Recent trades on China’s over-the-counter New Third Board market valued Anker at about $1.1 billion. Yang, 36, and his wife have a combined stake of about 54 percent, according to a Bloomberg analysis of the company’s first-quarter report for 2018.
Anker offers chargers that are alternatives to those from companies like Samsung Electronics Co. or Apple Inc. and come with proprietary PowerIQ technology, which detects each phone’s maximum wattage to help minimize charging times. Yang also has branched out into just about every other smartphone-related gadget, including cables, headphones and wireless charging pads. And he’s making household products like robotic vacuums under the Eufy brand.
“We really put a lot of love, and hate, into our products,” Yang said, referencing the year-long tedium of shrinking the vacuum robot down to 2.85 inches in height so it could fit under couches.
Sweet Spot
As smartphone maker Xiaomi Corp. prepares for a Hong Kong initial public offering, Yang figures the timing may be right for him, too. He’s studying the possibility of going public in China, Japan, Hong Kong or the U.S.
If he decides to proceed, he could have his work cut out for him. As of early May, two-thirds of the 21 China tech IPOs in the past year were below their issue price. Xiaomi had been targeting an eye-popping $100 billion valuation for its debut, but now is eyeing $60 billion to $70 billion, people familiar with the matter told Bloomberg earlier this month.
Yang has taken on several funding rounds over the years, and investors are coming knocking again. Jumei International Holding Ltd., a U.S.-listed Chinese beauty e-commerce firm, bought a 60 percent stake in Anker’s powerbank-rental unit last year for 300 million yuan ($47 million).
Anker’s revenue surged 56 percent in 2017 to 3.9 billion yuan, and profit grew 9.9 percent to 356 million yuan, according to its annual report. It has offices in Seattle, Dubai, Tokyo, Shenzhen and Changsha, China, according to its website. Almost half of its revenue comes from the U.S., but China sales doubled last year.
Like many China tech companies, Anker is also following President Xi Jinping’s goal of making the nation a leader in developing artificial intelligence, and it has a lab for developing facial recognition for security purposes.
Tech Gaps
Its expansion has come as Yang seized opportunities created by gaps in the technology industry. In the smartphone business, he targeted the opening between Apple’s expensive chargers and low-quality, white-label replacements.

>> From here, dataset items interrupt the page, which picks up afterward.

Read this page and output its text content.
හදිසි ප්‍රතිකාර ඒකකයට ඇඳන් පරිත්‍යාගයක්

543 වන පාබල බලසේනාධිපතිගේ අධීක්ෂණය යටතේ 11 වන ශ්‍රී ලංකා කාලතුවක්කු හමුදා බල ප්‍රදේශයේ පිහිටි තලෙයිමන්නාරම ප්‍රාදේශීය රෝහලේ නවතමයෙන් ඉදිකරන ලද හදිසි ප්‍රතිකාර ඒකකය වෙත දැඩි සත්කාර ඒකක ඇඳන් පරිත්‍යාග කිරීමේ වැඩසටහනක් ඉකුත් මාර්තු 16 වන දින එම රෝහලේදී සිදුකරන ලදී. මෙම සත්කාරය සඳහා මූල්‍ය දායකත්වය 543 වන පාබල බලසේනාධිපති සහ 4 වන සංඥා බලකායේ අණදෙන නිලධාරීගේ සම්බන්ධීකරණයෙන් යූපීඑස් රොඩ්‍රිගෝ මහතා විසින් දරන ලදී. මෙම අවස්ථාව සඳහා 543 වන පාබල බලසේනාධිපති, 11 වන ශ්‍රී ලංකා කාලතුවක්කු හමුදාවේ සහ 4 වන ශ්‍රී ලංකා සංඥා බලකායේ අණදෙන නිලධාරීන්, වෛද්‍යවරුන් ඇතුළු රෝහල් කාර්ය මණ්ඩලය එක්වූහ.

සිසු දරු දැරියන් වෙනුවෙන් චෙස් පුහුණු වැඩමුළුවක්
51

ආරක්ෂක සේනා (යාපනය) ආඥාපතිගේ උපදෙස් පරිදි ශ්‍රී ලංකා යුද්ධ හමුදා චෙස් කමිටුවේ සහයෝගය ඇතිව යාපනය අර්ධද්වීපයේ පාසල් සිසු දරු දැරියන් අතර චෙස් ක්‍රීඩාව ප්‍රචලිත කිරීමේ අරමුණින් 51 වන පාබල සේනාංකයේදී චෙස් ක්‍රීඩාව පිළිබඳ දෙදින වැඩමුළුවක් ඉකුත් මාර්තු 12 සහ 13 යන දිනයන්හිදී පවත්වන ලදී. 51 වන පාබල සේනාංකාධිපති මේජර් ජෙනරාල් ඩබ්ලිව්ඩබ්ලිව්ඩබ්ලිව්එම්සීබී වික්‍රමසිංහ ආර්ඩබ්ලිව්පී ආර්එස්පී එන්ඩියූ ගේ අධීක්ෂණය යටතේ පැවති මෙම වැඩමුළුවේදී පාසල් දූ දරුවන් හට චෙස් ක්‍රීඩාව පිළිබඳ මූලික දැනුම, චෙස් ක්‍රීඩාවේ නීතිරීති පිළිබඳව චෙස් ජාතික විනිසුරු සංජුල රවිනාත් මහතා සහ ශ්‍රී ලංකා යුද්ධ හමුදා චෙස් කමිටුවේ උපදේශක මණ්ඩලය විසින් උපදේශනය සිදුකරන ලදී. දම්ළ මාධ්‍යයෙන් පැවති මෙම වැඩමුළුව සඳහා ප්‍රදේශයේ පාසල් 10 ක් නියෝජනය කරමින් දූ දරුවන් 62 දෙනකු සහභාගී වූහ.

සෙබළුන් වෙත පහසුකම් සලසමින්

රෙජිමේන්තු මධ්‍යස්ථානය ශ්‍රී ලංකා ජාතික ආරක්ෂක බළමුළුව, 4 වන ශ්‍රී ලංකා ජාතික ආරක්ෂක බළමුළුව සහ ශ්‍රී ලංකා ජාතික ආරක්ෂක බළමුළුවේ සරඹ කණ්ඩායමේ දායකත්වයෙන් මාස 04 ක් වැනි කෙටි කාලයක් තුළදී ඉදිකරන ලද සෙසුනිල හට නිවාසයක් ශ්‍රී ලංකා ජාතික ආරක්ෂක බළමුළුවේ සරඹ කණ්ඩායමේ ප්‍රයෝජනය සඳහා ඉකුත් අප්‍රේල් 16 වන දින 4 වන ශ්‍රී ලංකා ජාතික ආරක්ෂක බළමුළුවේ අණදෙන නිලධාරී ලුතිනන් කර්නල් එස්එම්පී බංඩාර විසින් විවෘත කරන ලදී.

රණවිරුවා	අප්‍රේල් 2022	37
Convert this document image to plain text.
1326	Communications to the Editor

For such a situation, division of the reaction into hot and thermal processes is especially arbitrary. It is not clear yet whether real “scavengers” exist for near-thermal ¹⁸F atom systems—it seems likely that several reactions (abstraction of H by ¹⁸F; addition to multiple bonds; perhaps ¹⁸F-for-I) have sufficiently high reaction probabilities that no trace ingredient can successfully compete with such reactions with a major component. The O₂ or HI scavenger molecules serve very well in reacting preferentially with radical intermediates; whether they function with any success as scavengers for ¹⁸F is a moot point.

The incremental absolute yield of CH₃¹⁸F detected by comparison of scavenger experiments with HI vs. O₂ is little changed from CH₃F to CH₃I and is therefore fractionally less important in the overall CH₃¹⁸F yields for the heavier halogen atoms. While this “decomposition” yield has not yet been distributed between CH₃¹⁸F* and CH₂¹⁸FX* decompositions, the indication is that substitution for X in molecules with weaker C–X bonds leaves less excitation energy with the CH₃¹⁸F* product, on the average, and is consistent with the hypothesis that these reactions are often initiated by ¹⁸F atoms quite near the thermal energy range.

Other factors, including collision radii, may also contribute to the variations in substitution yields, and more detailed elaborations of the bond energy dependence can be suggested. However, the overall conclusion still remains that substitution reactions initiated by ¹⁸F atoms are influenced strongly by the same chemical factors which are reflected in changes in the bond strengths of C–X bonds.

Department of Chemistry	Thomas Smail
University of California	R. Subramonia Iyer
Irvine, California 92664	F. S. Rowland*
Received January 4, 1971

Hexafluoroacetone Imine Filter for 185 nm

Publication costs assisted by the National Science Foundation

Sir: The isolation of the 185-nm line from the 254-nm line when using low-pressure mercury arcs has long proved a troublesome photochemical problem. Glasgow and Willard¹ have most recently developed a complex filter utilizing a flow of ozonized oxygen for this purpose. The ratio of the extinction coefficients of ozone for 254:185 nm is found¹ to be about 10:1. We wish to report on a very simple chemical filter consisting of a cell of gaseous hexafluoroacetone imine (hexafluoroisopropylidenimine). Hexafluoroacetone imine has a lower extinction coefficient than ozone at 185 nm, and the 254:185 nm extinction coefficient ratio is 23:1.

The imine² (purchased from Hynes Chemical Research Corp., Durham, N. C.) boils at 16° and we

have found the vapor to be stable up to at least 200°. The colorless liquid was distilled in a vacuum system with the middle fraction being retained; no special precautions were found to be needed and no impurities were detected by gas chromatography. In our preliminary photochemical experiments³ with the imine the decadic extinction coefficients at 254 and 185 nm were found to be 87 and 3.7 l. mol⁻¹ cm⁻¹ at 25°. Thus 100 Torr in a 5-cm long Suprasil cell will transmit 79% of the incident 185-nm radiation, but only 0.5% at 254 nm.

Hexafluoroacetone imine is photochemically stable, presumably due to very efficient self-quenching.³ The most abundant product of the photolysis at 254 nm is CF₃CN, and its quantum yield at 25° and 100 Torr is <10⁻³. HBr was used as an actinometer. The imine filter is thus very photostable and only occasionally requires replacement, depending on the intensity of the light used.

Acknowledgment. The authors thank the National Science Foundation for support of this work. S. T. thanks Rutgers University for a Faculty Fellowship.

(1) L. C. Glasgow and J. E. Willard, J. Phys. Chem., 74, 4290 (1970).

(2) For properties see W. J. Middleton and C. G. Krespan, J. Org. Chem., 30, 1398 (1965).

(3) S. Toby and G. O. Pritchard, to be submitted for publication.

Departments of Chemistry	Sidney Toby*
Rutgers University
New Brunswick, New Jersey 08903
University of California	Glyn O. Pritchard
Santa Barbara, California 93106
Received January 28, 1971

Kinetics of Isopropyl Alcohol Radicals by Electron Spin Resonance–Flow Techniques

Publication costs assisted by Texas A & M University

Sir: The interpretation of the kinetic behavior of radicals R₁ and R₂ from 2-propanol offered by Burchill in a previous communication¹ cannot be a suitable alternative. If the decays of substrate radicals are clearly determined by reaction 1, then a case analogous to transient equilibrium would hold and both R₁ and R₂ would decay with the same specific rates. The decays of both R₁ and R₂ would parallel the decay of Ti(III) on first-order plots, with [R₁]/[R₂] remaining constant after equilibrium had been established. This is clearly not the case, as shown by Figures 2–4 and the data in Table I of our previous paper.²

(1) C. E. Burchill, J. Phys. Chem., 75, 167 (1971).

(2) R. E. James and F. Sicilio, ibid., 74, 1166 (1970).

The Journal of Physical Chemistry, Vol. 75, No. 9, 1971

Anker occupies the space between five-star and three-star Amazon reviews (most Anker products have about four). That is Yang’s sweet spot, where he creates an accessory that isn’t the most expensive but still is of good-enough quality to win consumer trust.
That also means his brands must contend with fierce competition online.
"Selling via Amazon is absolutely still a viable strategy for smaller brands," said Benjamin Cavender, analyst at China Market Research Group. "However, Amazon is increasingly selling its own brand products via its marketplace, which means that smaller companies need to be very aggressive about providing good products and service at attractive price points."
These days Yang is also hoping tensions around a trade war between China and the U.S. don’t escalate. Nearby is the Shenzhen campus of telecommunications giant ZTE Corp., which had to shut major operations after a Trump administration ban on its ability to buy U.S. technology. Trump earlier this month tweeted that he was working on a way to get ZTE back into business.